At the start of this year, I decided to focus a bit more on reviewing history books – more so than I had been previously. Come February and a couple of Twitter and media storms down the track, and I decided to revise this a little. I have no intention to stop focusing on history, but where I can, I’m going to try and dip into more into the history of science and bioethics. It’s 2020, and I’m sorry, I am going to get peeved at anyone who tries claim science is apolitical.
Try as you might, you can never completely divorce science from politics because we don’t live in an apolitical society. One of my favourite books which serves as a great introduction to this concept – in a rather accessible manner – is an academic text, complete with study questions at the end of each chapter. It’s The Cold War Politics of Genetic Research: An Introduction to the Lysenko Affair by William deJong-Lambert, and it makes for a light and easy read, considering the heaviness of the subject matter.
This is not the first book I’ve reviewed on the tragic subject of Lysenkoism – you can read about Peter Pringle’s The Murder of Nikolai Vavilov here. The Cold War Politics of Genetic Research does not delve into the lunacy surrounding Trofim Lysenko and the Soviet Union’s love affair with genetics denialism quite as deeply as Pringle’s book, but what it does instead is cover the politics of genetics unfolding in the Anglosphere around the same time.
Curiously enough, many British and US geneticists and science popularisers were quite sympathetic to communism in the interwar years, with a few well-known names travelling to the USSR during this period. How each of them reacted to the Lysenkoist attacks on “Mendelist-Weissmanist-Morganist” thinking (read: genetics) varied; some people, like Herman Muller, performed a drastic U-turn; while others, like JBS Haldane, doubled down.
But western genetics was not so squeaky-clean itself. An ugly idea had taken hold during this period, and it was one that would remain publically popular for far longer than it should have: Eugenics. This is not to say that there weren’t any soviet scientists that had flirted with the concept themselves. But thanks to Lysenkoism, eugenics in the USSR became problematic for reasons beyond the regular ethical implications.
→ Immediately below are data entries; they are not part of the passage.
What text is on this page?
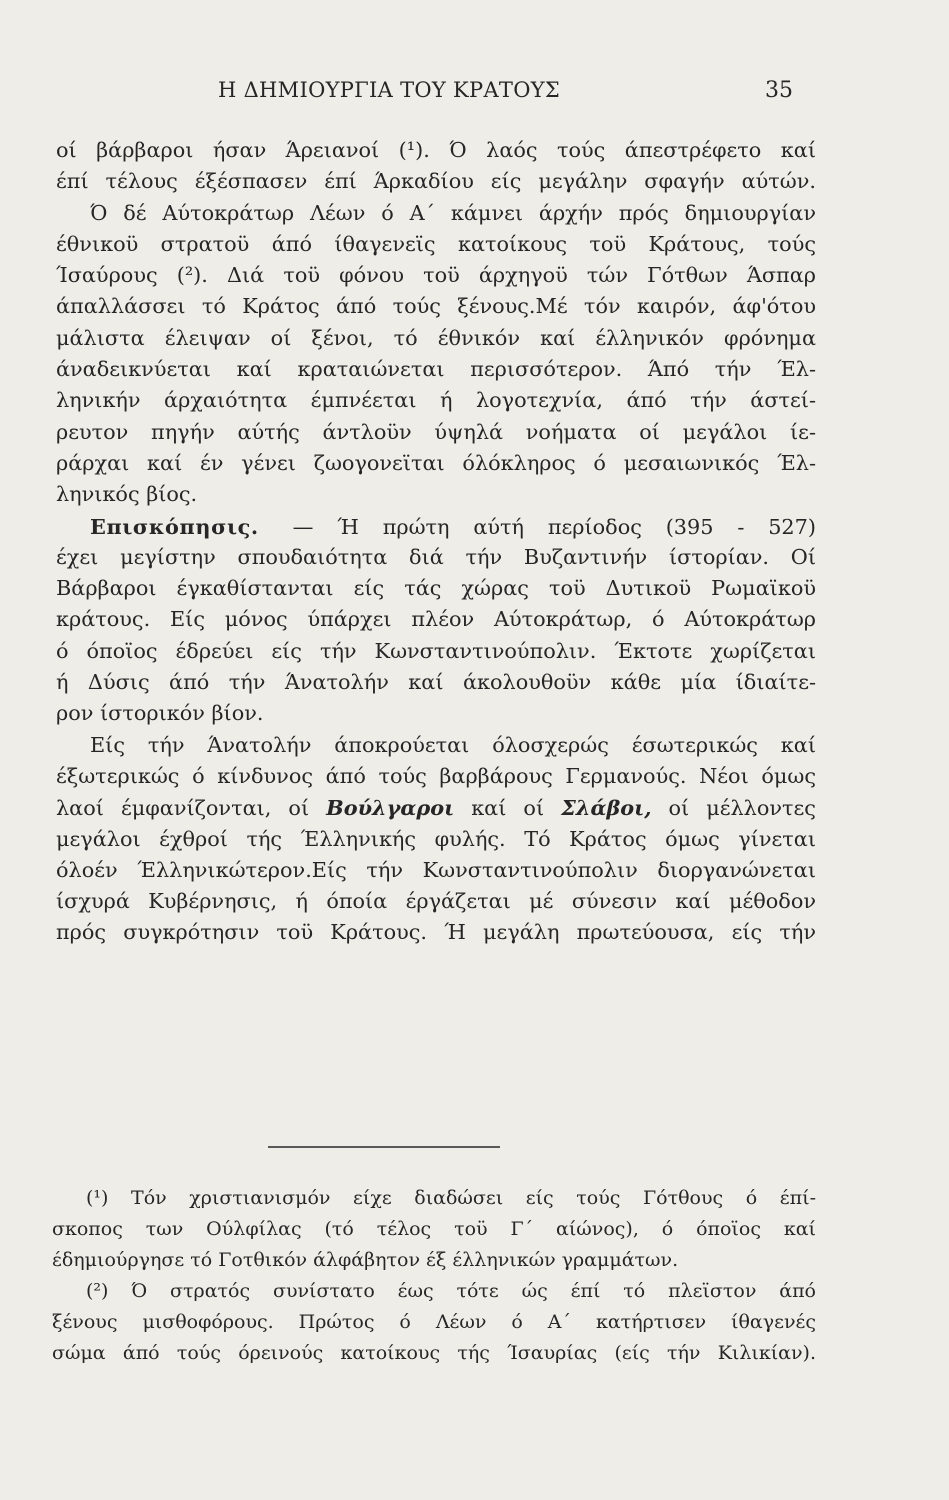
Η ΔΗΜΙΟΥΡΓΙΑ ΤΟΥ ΚΡΑΤΟΥΣ	35
οί βάρβαροι ήσαν Άρειανοί (¹). Ό λαός τούς άπεστρέφετο καί
έπί τέλους έξέσπασεν έπί Άρκαδίου είς μεγάλην σφαγήν αύτών.
Ό δέ Αύτοκράτωρ Λέων ό Α΄ κάμνει άρχήν πρός δημιουργίαν
έθνικοϋ στρατοϋ άπό ίθαγενεϊς κατοίκους τοϋ Κράτους, τούς
Ίσαύρους (²). Διά τοϋ φόνου τοϋ άρχηγοϋ τών Γότθων Άσπαρ
άπαλλάσσει τό Κράτος άπό τούς ξένους.Μέ τόν καιρόν, άφ'ότου
μάλιστα έλειψαν οί ξένοι, τό έθνικόν καί έλληνικόν φρόνημα
άναδεικνύεται καί κραταιώνεται περισσότερον. Άπό τήν Έλ-
ληνικήν άρχαιότητα έμπνέεται ή λογοτεχνία, άπό τήν άστεί-
ρευτον πηγήν αύτής άντλοϋν ύψηλά νοήματα οί μεγάλοι ίε-
ράρχαι καί έν γένει ζωογονεϊται όλόκληρος ό μεσαιωνικός Έλ-
ληνικός βίος.
Επισκόπησις. — Ή πρώτη αύτή περίοδος (395 - 527)
έχει μεγίστην σπουδαιότητα διά τήν Βυζαντινήν ίστορίαν. Οί
Βάρβαροι έγκαθίστανται είς τάς χώρας τοϋ Δυτικοϋ Ρωμαϊκοϋ
κράτους. Είς μόνος ύπάρχει πλέον Αύτοκράτωρ, ό Αύτοκράτωρ
ό όποϊος έδρεύει είς τήν Κωνσταντινούπολιν. Έκτοτε χωρίζεται
ή Δύσις άπό τήν Άνατολήν καί άκολουθοϋν κάθε μία ίδιαίτε-
ρον ίστορικόν βίον.
Είς τήν Άνατολήν άποκρούεται όλοσχερώς έσωτερικώς καί
έξωτερικώς ό κίνδυνος άπό τούς βαρβάρους Γερμανούς. Νέοι όμως
λαοί έμφανίζονται, οί Βούλγαροι καί οί Σλάβοι, οί μέλλοντες
μεγάλοι έχθροί τής Έλληνικής φυλής. Τό Κράτος όμως γίνεται
όλοέν Έλληνικώτερον.Είς τήν Κωνσταντινούπολιν διοργανώνεται
ίσχυρά Κυβέρνησις, ή όποία έργάζεται μέ σύνεσιν καί μέθοδον
πρός συγκρότησιν τοϋ Κράτους. Ή μεγάλη πρωτεύουσα, είς τήν
(¹) Τόν χριστιανισμόν είχε διαδώσει είς τούς Γότθους ό έπί-
σκοπος των Ούλφίλας (τό τέλος τοϋ Γ΄ αίώνος), ό όποϊος καί
έδημιούργησε τό Γοτθικόν άλφάβητον έξ έλληνικών γραμμάτων.
(²) Ό στρατός συνίστατο έως τότε ώς έπί τό πλεϊστον άπό
ξένους μισθοφόρους. Πρώτος ό Λέων ό Α΄ κατήρτισεν ίθαγενές
σώμα άπό τούς όρεινούς κατοίκους τής Ίσαυρίας (είς τήν Κιλικίαν).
The Soviet political machine at the time was more than happy to use the West’s support for eugenics as a tool to paint Mendelists as dreadful people and to bolster support for their own philosophy. And in the post World War Two era, certain American conservatives decided to return the favour, by beating up on Lysenko, the USSR and western leftism to try and convince people that eugenics had been misunderstood, and perhaps it would be worth trying again. If only, they bemoaned, people listened to the more reasonable, more rational version…
Sounding a bit familiar at this point? Surely there’s no one in 2020 trying to promote this kind of view? *cough, a little shit named Sabisky, cough.* Or trying to divorce eugenics from its ethical considerations in order to have a reasonable, rational discussion?
So again, science is never going to be purely apolitical. The machinations showcased in The Cold War Politics of Genetic Research demonstrate that even if you’re on the ball yourself, someone else will be more than happy to cynically use your work or your philosophy in their own game of political ping-pong. As L.C. Dunn indicated, what an idea becomes means more than how it got there. And this game of ping-pong is as vicious today as it was during the time of the cold war.
Sadly, because this is an academic text, buying it outright might prove to be expensive. But please, don’t be afraid to check your local library system! And if you have access to an eJournal subscription, you might be able to get it directly from Springer here. It’s a relatively short book and it serves as a decent platform for discovering further reading.